For perspective, Times writer John Tierney wisely turns to writer Susan Pinker (pictured here), whose recent book, The Sexual Paradox, is a must read for anyone interested in the issue of why women choose certain majors and careers.

Writes Tierney:

  Pinker, a clinical psychologist and columnist for The Globe and Mail in Canada (and sister of Steven Pinker, the Harvard psychologist), argues that the campaign for gender parity infantilizes women by assuming they don’t know what they want. She interviewed women who abandoned successful careers in science and engineering to work in fields like architecture, law and education - and not because they had faced discrimination in science

 Instead, they complained of being pushed so hard to be scientists and engineers that they ended up in jobs they didn’t enjoy. “The irony was that talent in a male-typical pursuit limited their choices,” Ms. Pinker says. “Once they showed aptitude for math or physical science, there was an assumption that they’d pursue it as a career even if they had other interests or aspirations. And because these women went along with the program and were perceived by parents and teachers as torch bearers, it was so much more difficult for them to come to terms with the fact that the work made them unhappy.”

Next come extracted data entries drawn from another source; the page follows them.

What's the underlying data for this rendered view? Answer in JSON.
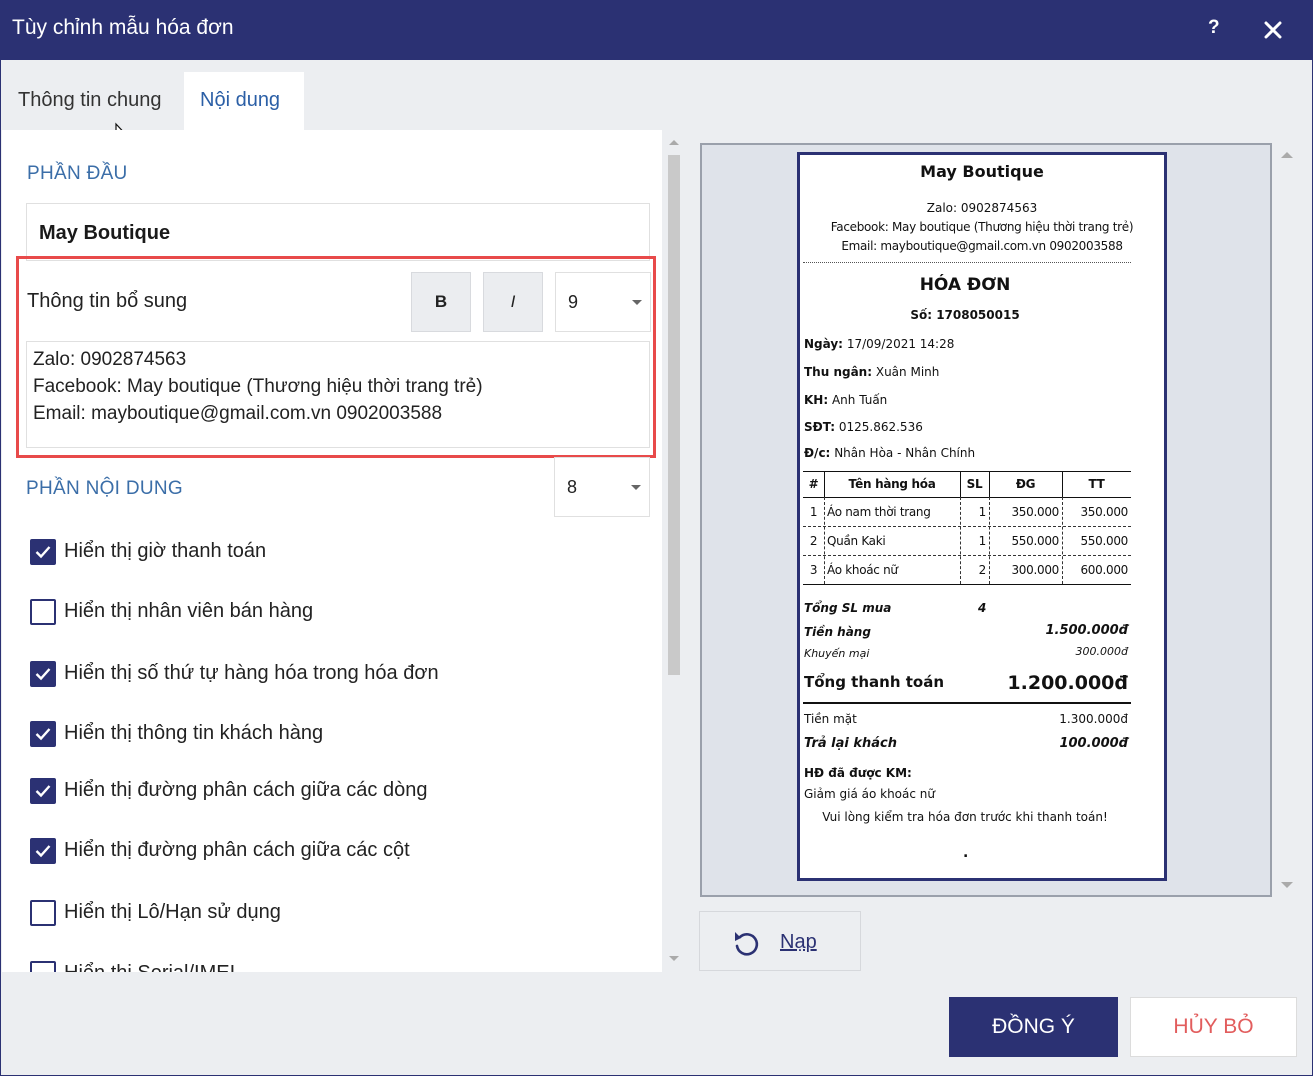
{
  "window": {
    "title": "Tùy chỉnh mẫu hóa đơn",
    "help_label": "?"
  },
  "tabs": [
    {
      "label": "Thông tin chung"
    },
    {
      "label": "Nội dung"
    }
  ],
  "header_section": {
    "title": "PHẦN ĐẦU",
    "shop_name": "May Boutique",
    "extra_label": "Thông tin bổ sung",
    "bold_label": "B",
    "italic_label": "I",
    "font_size": "9",
    "extra_lines": [
      "Zalo: 0902874563",
      "Facebook: May boutique (Thương hiệu thời trang trẻ)",
      "Email: mayboutique@gmail.com.vn 0902003588"
    ]
  },
  "content_section": {
    "title": "PHẦN NỘI DUNG",
    "font_size": "8",
    "options": [
      {
        "label": "Hiển thị giờ thanh toán",
        "checked": true
      },
      {
        "label": "Hiển thị nhân viên bán hàng",
        "checked": false
      },
      {
        "label": "Hiển thị số thứ tự hàng hóa trong hóa đơn",
        "checked": true
      },
      {
        "label": "Hiển thị thông tin khách hàng",
        "checked": true
      },
      {
        "label": "Hiển thị đường phân cách giữa các dòng",
        "checked": true
      },
      {
        "label": "Hiển thị đường phân cách giữa các cột",
        "checked": true
      },
      {
        "label": "Hiển thị Lô/Hạn sử dụng",
        "checked": false
      },
      {
        "label": "Hiển thị Serial/IMEI",
        "checked": false
      }
    ]
  },
  "receipt": {
    "shop_name": "May Boutique",
    "lines": [
      "Zalo: 0902874563",
      "Facebook: May boutique (Thương hiệu thời trang trẻ)",
      "Email: mayboutique@gmail.com.vn 0902003588"
    ],
    "title": "HÓA ĐƠN",
    "number_label": "Số:",
    "number": "1708050015",
    "date_label": "Ngày:",
    "date": "17/09/2021 14:28",
    "cashier_label": "Thu ngân:",
    "cashier": "Xuân Minh",
    "customer_label": "KH:",
    "customer": "Anh Tuấn",
    "phone_label": "SĐT:",
    "phone": "0125.862.536",
    "address_label": "Đ/c:",
    "address": "Nhân Hòa - Nhân Chính",
    "columns": [
      "#",
      "Tên hàng hóa",
      "SL",
      "ĐG",
      "TT"
    ],
    "items": [
      {
        "no": "1",
        "name": "Áo nam thời trang",
        "qty": "1",
        "price": "350.000",
        "total": "350.000"
      },
      {
        "no": "2",
        "name": "Quần Kaki",
        "qty": "1",
        "price": "550.000",
        "total": "550.000"
      },
      {
        "no": "3",
        "name": "Áo khoác nữ",
        "qty": "2",
        "price": "300.000",
        "total": "600.000"
      }
    ],
    "total_qty_label": "Tổng SL mua",
    "total_qty": "4",
    "goods_label": "Tiền hàng",
    "goods": "1.500.000đ",
    "discount_label": "Khuyến mại",
    "discount": "300.000đ",
    "grand_label": "Tổng thanh toán",
    "grand": "1.200.000đ",
    "cash_label": "Tiền mặt",
    "cash": "1.300.000đ",
    "change_label": "Trả lại khách",
    "change": "100.000đ",
    "promo_label": "HĐ đã được KM:",
    "promo": "Giảm giá áo khoác nữ",
    "footer_note": "Vui lòng kiểm tra hóa đơn trước khi thanh toán!",
    "end_mark": "."
  },
  "actions": {
    "reload_label": "Nạp",
    "ok_label": "ĐỒNG Ý",
    "cancel_label": "HỦY BỎ"
  },
  "colors": {
    "primary": "#2b3173",
    "link": "#2b5fa6",
    "highlight_border": "#e84a4a",
    "cancel_text": "#e25d5d"
  }
}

The second is a serious contribution to the issue, a new book about what happens to women in academe. As described here in Insidehighered, the issue of why relatively fewer women become academic leaders in their field falls well short of a conspiracy theory:

Writes insidehighered:

A new collection of essays - some with new research findings - explores these contradictions. Unfinished Agendas: New and Continuing Gender Challenges in Higher Education, just published by Johns Hopkins University Press, features many essays that suggest that the barriers to women’s advancement today are less in the form of overt sexism (although that remains) than in assumptions, and larger patterns of the way colleges are organized.

…………

 

One example of that is a chapter in the book, “Shattering Plexiglas,” in which three scholars conducted an in-depth study of what happened to 20 male and 20 female professors in the three years after winning tenure (in a range of disciplines) at major American research universities. They found a series of “pulls” of women away from the scholarly research that first drew them to the academy - and did not find comparable pulls for men. Following tenure, 16 of the women studied and only 5 of the men experienced significant increases in their service obligations at their universities.

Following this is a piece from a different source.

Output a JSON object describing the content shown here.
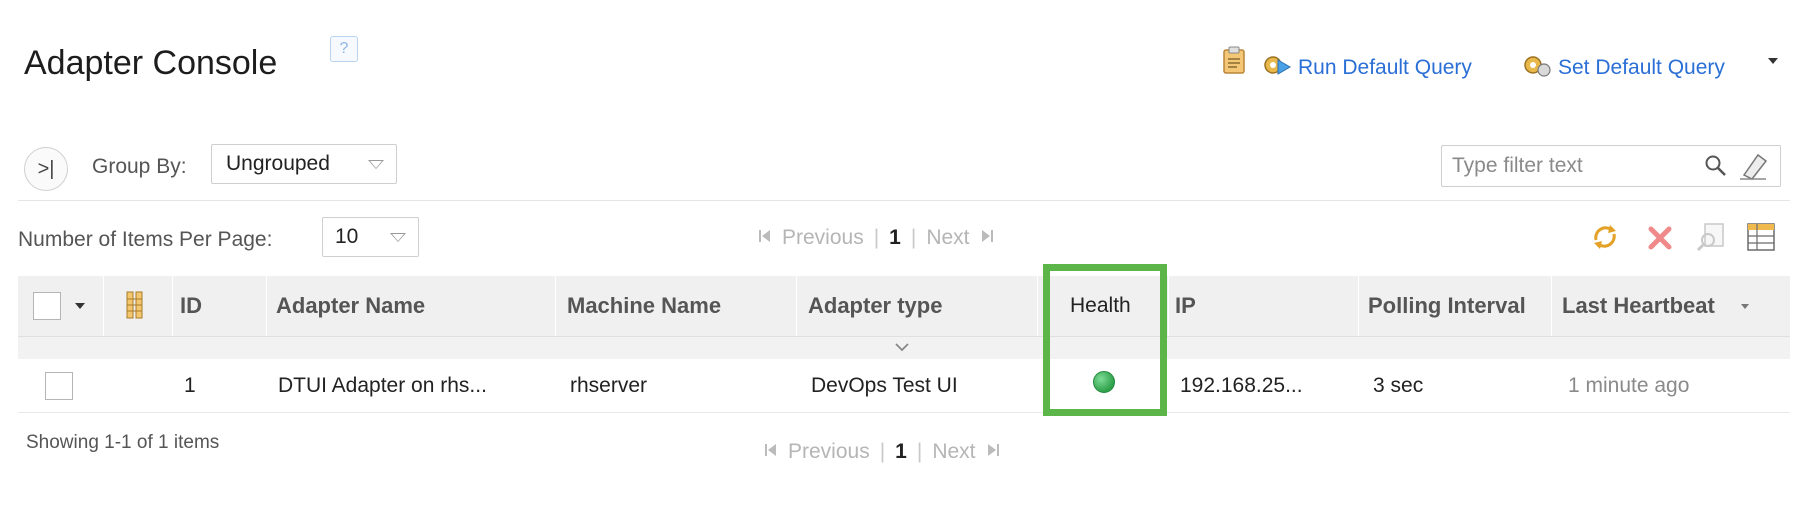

The study didn’t suggest that these service duties didn’t represent important work. Many of the assignments were valuable for the professors’ departments or institutions. The newly tenured women - much more so than the men - became academic program coordinators or were appointed to lead institutional committees with real clout. In a number of cases, the assignments also reflected values that were especially important to the women involved, such as playing a role in work to remove gender bias from the institution.

While these assignments may well help these women’s careers over time if they go an administrative route, and while these assignments may accomplish good, they take women more than men away from scholarship. The women reported feeling unprepared for some of their assignments and unsure about how they fit into their careers - but many did not feel they could turn down this role.